Arrivée des policiers kényans en Haïti

Un avion de la compagnie nationale Kenya Airways a atterri peu avant 14H00 GMT à l’aéroport Toussaint Louverture de la capitale haïtienne avec à son bord un premier contingent de 200 policiers armés, casqués et habillés en treillis militaire, a constaté un correspondant de l’AFP sur place.

Un deuxième contingent de policiers est attendu jeudi, selon une source gouvernementale haïtienne. L’appareil s’était envolé de Nairobi après que le président kényan William Ruto eut rendu visite aux policiers avant leur départ.

Le Kenya a proposé d’envoyer un millier de policiers en Haïti pour la Mission multinationale d’appui à la sécurité (MMAS), prévue pour une durée initiale d’un an.
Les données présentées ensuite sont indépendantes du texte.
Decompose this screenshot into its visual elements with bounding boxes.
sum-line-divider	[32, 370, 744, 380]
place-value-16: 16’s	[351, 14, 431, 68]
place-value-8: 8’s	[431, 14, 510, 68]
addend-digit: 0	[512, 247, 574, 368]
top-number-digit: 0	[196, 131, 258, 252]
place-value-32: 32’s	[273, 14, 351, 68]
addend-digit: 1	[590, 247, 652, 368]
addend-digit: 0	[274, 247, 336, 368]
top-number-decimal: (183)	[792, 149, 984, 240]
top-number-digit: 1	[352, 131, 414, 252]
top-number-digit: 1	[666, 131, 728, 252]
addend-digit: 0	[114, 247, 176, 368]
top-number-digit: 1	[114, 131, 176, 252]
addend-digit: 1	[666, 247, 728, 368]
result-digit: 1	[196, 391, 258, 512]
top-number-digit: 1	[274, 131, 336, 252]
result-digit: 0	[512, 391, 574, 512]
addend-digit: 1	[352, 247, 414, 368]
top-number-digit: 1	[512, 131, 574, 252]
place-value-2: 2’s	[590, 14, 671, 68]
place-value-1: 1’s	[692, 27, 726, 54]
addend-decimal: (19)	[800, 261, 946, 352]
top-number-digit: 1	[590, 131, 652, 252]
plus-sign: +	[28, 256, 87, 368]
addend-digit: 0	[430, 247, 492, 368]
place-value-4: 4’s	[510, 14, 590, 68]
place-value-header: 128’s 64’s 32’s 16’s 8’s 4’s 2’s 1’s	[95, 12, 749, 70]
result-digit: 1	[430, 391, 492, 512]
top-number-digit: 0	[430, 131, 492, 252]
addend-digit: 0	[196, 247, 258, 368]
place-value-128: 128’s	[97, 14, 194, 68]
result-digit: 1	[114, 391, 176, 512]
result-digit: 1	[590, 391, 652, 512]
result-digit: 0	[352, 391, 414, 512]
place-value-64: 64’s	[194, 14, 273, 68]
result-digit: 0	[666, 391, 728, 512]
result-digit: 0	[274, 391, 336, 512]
D’autres pays comme le Bangladesh, le Bénin, le Tchad, les Bahamas et la Barbade contribueront également à cette mission.

Situation critique en Haïti

Haïti souffre depuis des décennies d’une instabilité politique chronique et d’une montée de la violence des gangs, en particulier à Port-au-Prince. La crise humanitaire s’est également intensifiée, avec une augmentation du nombre de déplacés internes. En février, des attaques coordonnées ont visé à renverser le Premier ministre de l’époque, Ariel Henry, aggravant la situation.

Face à cette situation, des autorités de transition ont été mises en place pour rétablir la stabilité. La mission soutenue par l’ONU vise à aider la police haïtienne dans la lutte contre les gangs et la violence qui sévit dans le pays.

Soutien international et espoir de stabilité

L’arrivée des policiers kényans a été saluée comme un soulagement pour les Haïtiens. Des pays comme les États-Unis ont promis leur soutien financier et matériel à la mission. L’ONU appelle à poursuivre cet élan de solidarité pour garantir le succès de la mission en Haïti.

Le Premier ministre haïtien Garry Conille a exprimé sa gratitude envers le gouvernement kényan pour son engagement dans la lutte contre l’insécurité à Haïti. Il espère que cette mission multinationale contribuera à stabiliser le pays et à ouvrir la voie à un retour à la démocratie.